Rhodel was just getting wound up. “Want another bit a truth? Half a ye are are smugglers selling perfume ‘n’ brandy ta the elves so we kin have food, an’ half are spies fer the Gray Gardeners, an’ that be a joke right there because ye know yer Litranaise? Yer ‘March a’ the Revolution’? Darl Jubannich were a hack! He recycled shtuff from his operas! That started as the ‘Silver Maidens’ Song’ he wrote fer the masque fer our duchess’s weddin’, an’ I know ‘cause I were only six but I got ta play the Horse! Then Jubannich reused it for his ‘Tales of— Oh bugger…” Rhodel trailed off, looking down at her tray where a stray spark from her goblin brand had ignited several fuses. “I was gonna shay more….”

Whatever she was going to add was silenced by the witch’s candles, which began to scream, and the siren fountains, which sang like sopranos at the top of their range, their blue flames and waterfall of sparks setting fire to the shreds of Rhodel’s tattered gown.

Corsetry, however, is a form of armor, and with icy dignity the old slattern marched forward, hop-frogs hopping from her tray and scintillating as she stepped onto the raft tied at the end of the dock. She embraced the effigies of Traxyla and her cronies like sisters, setting fire to the Shelyn’s roses on their breasts which began to twirl like red windmills as she cast off, the raft drifting into the Sellen as the blaze began in earnest.

Then a voice rose up, defiantly echoing off the hills of Kyonin: “But up in the air flew King Coco! The unicorn’s horn, where could it go? Then Patapouf found a hole below….” Rhodel sustained the note, harmonizing with the siren fountains until at last concluding with a flourish, “The tail of the cockatrice!”

With that, the dragonfly rockets Norret had bound to Traxyla’s broomstick went off in sequence as he had hoped, bearing her effigy high over the river before exploding in a brilliant blue flash of witchfire and brimstone.

He had not thought she would have a passenger.

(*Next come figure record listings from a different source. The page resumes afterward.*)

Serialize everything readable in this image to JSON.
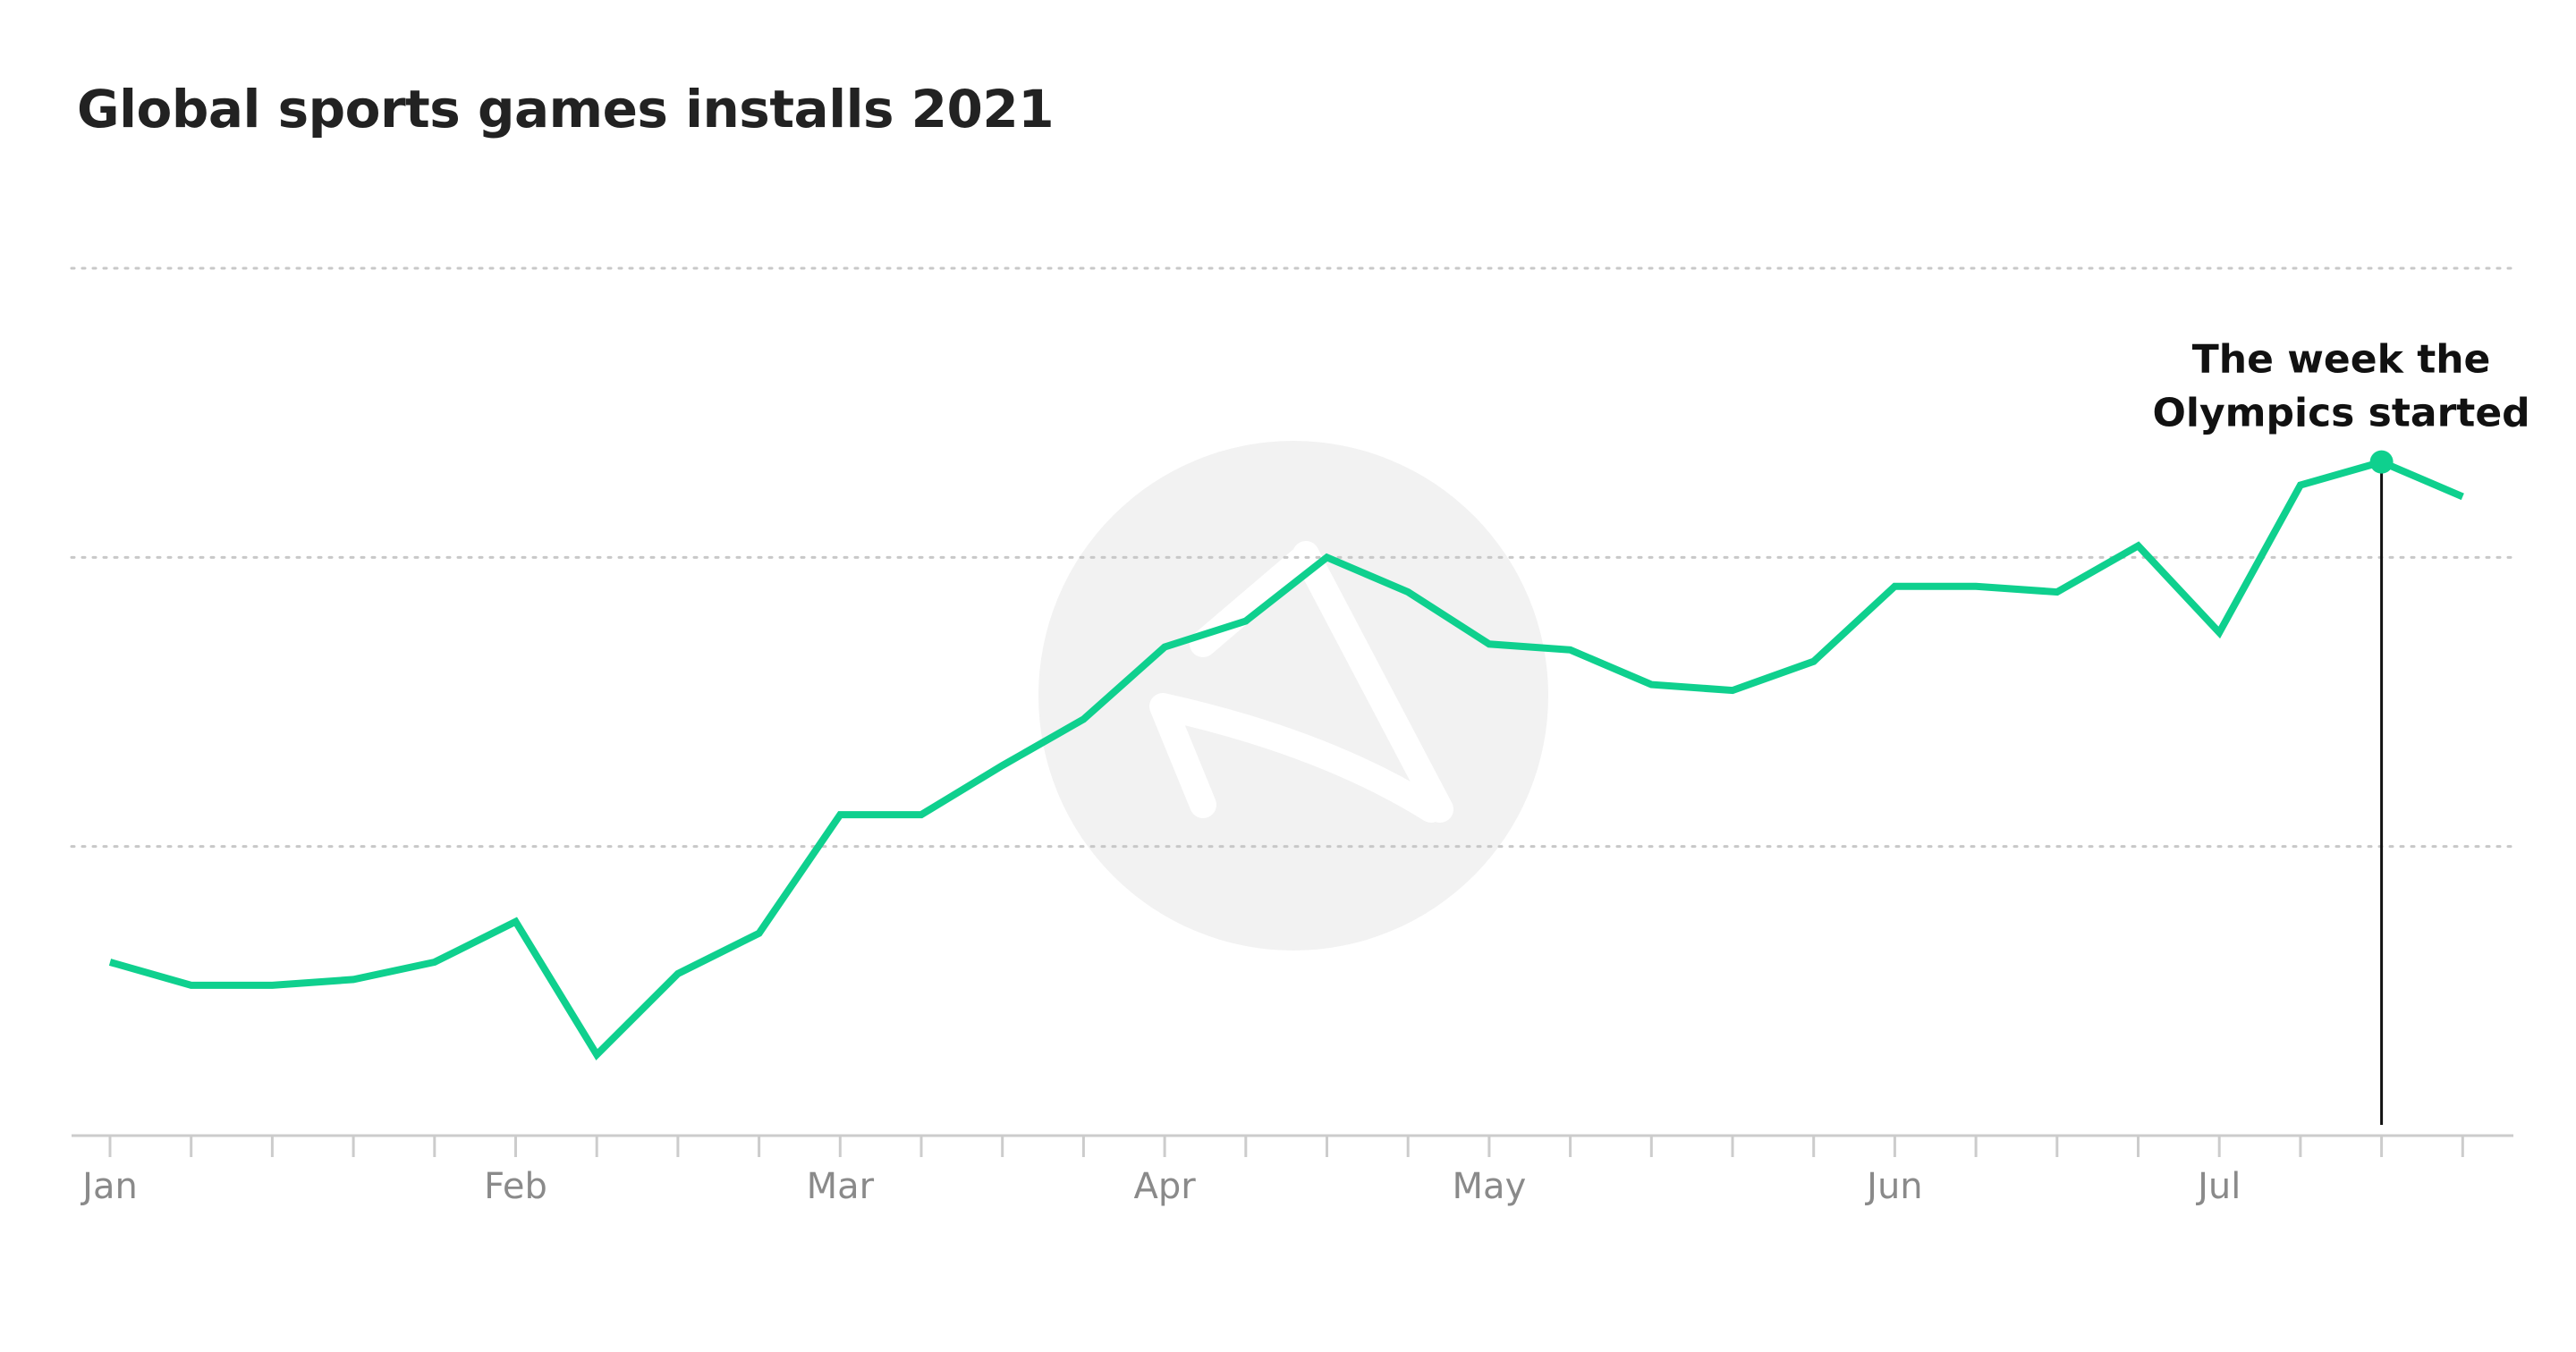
{
  "chart_data": {
    "type": "line",
    "title": "Global sports games installs 2021",
    "xlabel": "",
    "ylabel": "",
    "ylim": [
      0,
      300
    ],
    "gridlines": [
      100,
      200,
      300
    ],
    "y_tick_labels_shown": false,
    "x_tick_labels": [
      "Jan",
      "Feb",
      "Mar",
      "Apr",
      "May",
      "Jun",
      "Jul"
    ],
    "series": [
      {
        "color": "#0fd08e",
        "values": [
          60,
          52,
          52,
          54,
          60,
          74,
          28,
          56,
          70,
          111,
          111,
          128,
          144,
          169,
          178,
          200,
          188,
          170,
          168,
          156,
          154,
          164,
          190,
          190,
          188,
          204,
          174,
          225,
          233,
          221
        ]
      }
    ],
    "week_label_index": {
      "Jan": 0,
      "Feb": 5,
      "Mar": 9,
      "Apr": 13,
      "May": 17,
      "Jun": 22,
      "Jul": 26
    },
    "annotation": {
      "lines": [
        "The week the",
        "Olympics started"
      ],
      "point_index": 28
    },
    "colors": {
      "line": "#0fd08e",
      "grid": "#c8c8c8",
      "axis": "#cccccc",
      "tick_label": "#8a8a8a",
      "annotation": "#111111",
      "watermark": "#f2f2f2"
    },
    "watermark": {
      "icon": "brand-logo-watermark"
    }
  }
}
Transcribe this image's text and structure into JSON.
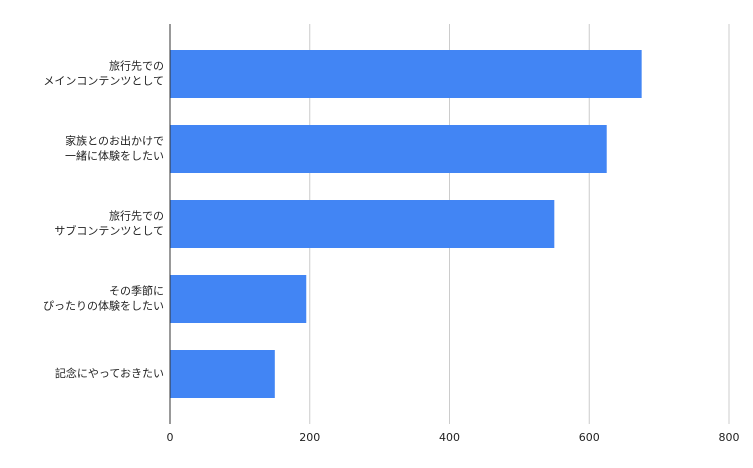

Chapter Three: The Feaster in the Dark

The wheel of the year had given a quarter turn and reached its end, the final day of Kuthona, the last month, ruled by the twisted god Zon-Kuthon. Winter, the Season of the Black Dragoness, the watery drake who embodied the phlegmatic humor, had begun but nine days before with the solstice, which the Midnight Lord’s sister Shelyn, in her infinite kindness, had declared Crystalhue. The Eternal Rose’s warm heart warded the days and nights afterwards and they were filled with feasting and merriment—all save the last. Once the sun had set on the final day, the Dark Prince flung open the gates to Pharasma’s Boneyard and reminded the people of all they had lost. The Night of the Pale had begun.